A single teardrop rippled the thick surface of the dark brown liquid in her cup, but Heather, lost in yet another one of her newfound visions, didn’t notice.





37


Freddy Hagerman was used to cold trails, but this one had gone cold as a penguin’s ass. If it wasn’t for pure stubbornness, he would have given up a long time ago. Of course, knowing that he wouldn’t have a job to go back to if he didn’t come up with something had added a little extra motivation. Even so, amidst all the glowing interviews with the Rondham Institute staff and follow-ups with the cancer survivors, he had almost missed it.

Of the thirty-eight experimental subjects, he had tracked down all but one, a fourteen-year-old boy named Billy Randall.
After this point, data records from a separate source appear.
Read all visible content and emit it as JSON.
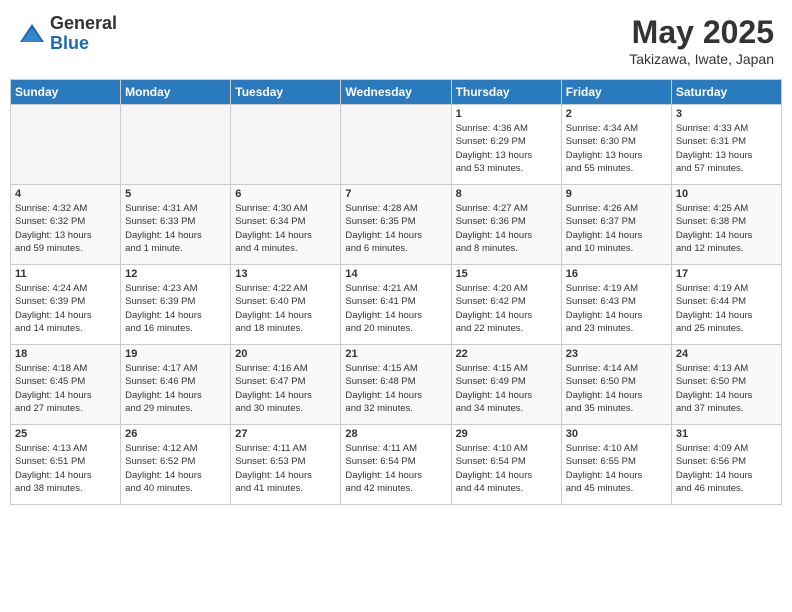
{
  "header": {
    "logo_general": "General",
    "logo_blue": "Blue",
    "month_year": "May 2025",
    "location": "Takizawa, Iwate, Japan"
  },
  "days_of_week": [
    "Sunday",
    "Monday",
    "Tuesday",
    "Wednesday",
    "Thursday",
    "Friday",
    "Saturday"
  ],
  "weeks": [
    [
      {
        "day": "",
        "info": ""
      },
      {
        "day": "",
        "info": ""
      },
      {
        "day": "",
        "info": ""
      },
      {
        "day": "",
        "info": ""
      },
      {
        "day": "1",
        "info": "Sunrise: 4:36 AM\nSunset: 6:29 PM\nDaylight: 13 hours\nand 53 minutes."
      },
      {
        "day": "2",
        "info": "Sunrise: 4:34 AM\nSunset: 6:30 PM\nDaylight: 13 hours\nand 55 minutes."
      },
      {
        "day": "3",
        "info": "Sunrise: 4:33 AM\nSunset: 6:31 PM\nDaylight: 13 hours\nand 57 minutes."
      }
    ],
    [
      {
        "day": "4",
        "info": "Sunrise: 4:32 AM\nSunset: 6:32 PM\nDaylight: 13 hours\nand 59 minutes."
      },
      {
        "day": "5",
        "info": "Sunrise: 4:31 AM\nSunset: 6:33 PM\nDaylight: 14 hours\nand 1 minute."
      },
      {
        "day": "6",
        "info": "Sunrise: 4:30 AM\nSunset: 6:34 PM\nDaylight: 14 hours\nand 4 minutes."
      },
      {
        "day": "7",
        "info": "Sunrise: 4:28 AM\nSunset: 6:35 PM\nDaylight: 14 hours\nand 6 minutes."
      },
      {
        "day": "8",
        "info": "Sunrise: 4:27 AM\nSunset: 6:36 PM\nDaylight: 14 hours\nand 8 minutes."
      },
      {
        "day": "9",
        "info": "Sunrise: 4:26 AM\nSunset: 6:37 PM\nDaylight: 14 hours\nand 10 minutes."
      },
      {
        "day": "10",
        "info": "Sunrise: 4:25 AM\nSunset: 6:38 PM\nDaylight: 14 hours\nand 12 minutes."
      }
    ],
    [
      {
        "day": "11",
        "info": "Sunrise: 4:24 AM\nSunset: 6:39 PM\nDaylight: 14 hours\nand 14 minutes."
      },
      {
        "day": "12",
        "info": "Sunrise: 4:23 AM\nSunset: 6:39 PM\nDaylight: 14 hours\nand 16 minutes."
      },
      {
        "day": "13",
        "info": "Sunrise: 4:22 AM\nSunset: 6:40 PM\nDaylight: 14 hours\nand 18 minutes."
      },
      {
        "day": "14",
        "info": "Sunrise: 4:21 AM\nSunset: 6:41 PM\nDaylight: 14 hours\nand 20 minutes."
      },
      {
        "day": "15",
        "info": "Sunrise: 4:20 AM\nSunset: 6:42 PM\nDaylight: 14 hours\nand 22 minutes."
      },
      {
        "day": "16",
        "info": "Sunrise: 4:19 AM\nSunset: 6:43 PM\nDaylight: 14 hours\nand 23 minutes."
      },
      {
        "day": "17",
        "info": "Sunrise: 4:19 AM\nSunset: 6:44 PM\nDaylight: 14 hours\nand 25 minutes."
      }
    ],
    [
      {
        "day": "18",
        "info": "Sunrise: 4:18 AM\nSunset: 6:45 PM\nDaylight: 14 hours\nand 27 minutes."
      },
      {
        "day": "19",
        "info": "Sunrise: 4:17 AM\nSunset: 6:46 PM\nDaylight: 14 hours\nand 29 minutes."
      },
      {
        "day": "20",
        "info": "Sunrise: 4:16 AM\nSunset: 6:47 PM\nDaylight: 14 hours\nand 30 minutes."
      },
      {
        "day": "21",
        "info": "Sunrise: 4:15 AM\nSunset: 6:48 PM\nDaylight: 14 hours\nand 32 minutes."
      },
      {
        "day": "22",
        "info": "Sunrise: 4:15 AM\nSunset: 6:49 PM\nDaylight: 14 hours\nand 34 minutes."
      },
      {
        "day": "23",
        "info": "Sunrise: 4:14 AM\nSunset: 6:50 PM\nDaylight: 14 hours\nand 35 minutes."
      },
      {
        "day": "24",
        "info": "Sunrise: 4:13 AM\nSunset: 6:50 PM\nDaylight: 14 hours\nand 37 minutes."
      }
    ],
    [
      {
        "day": "25",
        "info": "Sunrise: 4:13 AM\nSunset: 6:51 PM\nDaylight: 14 hours\nand 38 minutes."
      },
      {
        "day": "26",
        "info": "Sunrise: 4:12 AM\nSunset: 6:52 PM\nDaylight: 14 hours\nand 40 minutes."
      },
      {
        "day": "27",
        "info": "Sunrise: 4:11 AM\nSunset: 6:53 PM\nDaylight: 14 hours\nand 41 minutes."
      },
      {
        "day": "28",
        "info": "Sunrise: 4:11 AM\nSunset: 6:54 PM\nDaylight: 14 hours\nand 42 minutes."
      },
      {
        "day": "29",
        "info": "Sunrise: 4:10 AM\nSunset: 6:54 PM\nDaylight: 14 hours\nand 44 minutes."
      },
      {
        "day": "30",
        "info": "Sunrise: 4:10 AM\nSunset: 6:55 PM\nDaylight: 14 hours\nand 45 minutes."
      },
      {
        "day": "31",
        "info": "Sunrise: 4:09 AM\nSunset: 6:56 PM\nDaylight: 14 hours\nand 46 minutes."
      }
    ]
  ]
}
By all reports, Billy had been every bit as successful in his recovery as any of the other patients. But tragically, he and his entire family had been killed in an automobile accident on their drive back to Arizona, after his release from the institute. The horror of the news had shaken the small community of Wickenburg, Arizona, to its core.

The entire town had planned a welcome-home celebration, complete with banners and a parade. Instead, the collision between the family Taurus and a semi-truck just outside Barstow, California, had left the bodies so disfigured that the people of Wickenburg were left to bury three sealed caskets.

The thing that had attracted Freddy’s attention was the Barstow medical examiner’s report. Containing a detailed description of the fatal injuries suffered by each member of the Randall family, the report was well ordered and typical. It had taken Freddy three passes through it before he could place a cause for the feeling of wrongness.

All three family members had suffered fatal head injuries as several pipes from the semi’s load had penetrated into the car’s passenger compartment. Everything was thoroughly described in the report. There was absolutely nothing unusual about it.

There was only one problem with that. The car had been carrying one very unusual young man who had been injected with nanites derived from Rho Project research. Freddy had read Priest William’s journal, had seen the evidence of what those nanites could do. And even if these people should have been killed instantly, those microscopic machines didn’t just give up without trying to repair broken bodies. There should have been signs of unnatural healing on Billy’s corpse, even if that healing had not saved his life. But the report contained no mention of anything unusual about the boy’s mortal wounds.

Freddy straightened his aching back and looked up. It was unbelievable how many stars you could see at 2:00 a.m. in the high desert of Arizona, especially on a night with no moon. Well, staring at the stars wasn’t going to give him his answers.

Freddy stomped down, driving the shovel deep into the soft dirt. There was no way around it. He was going to have to see Billy Randall for himself.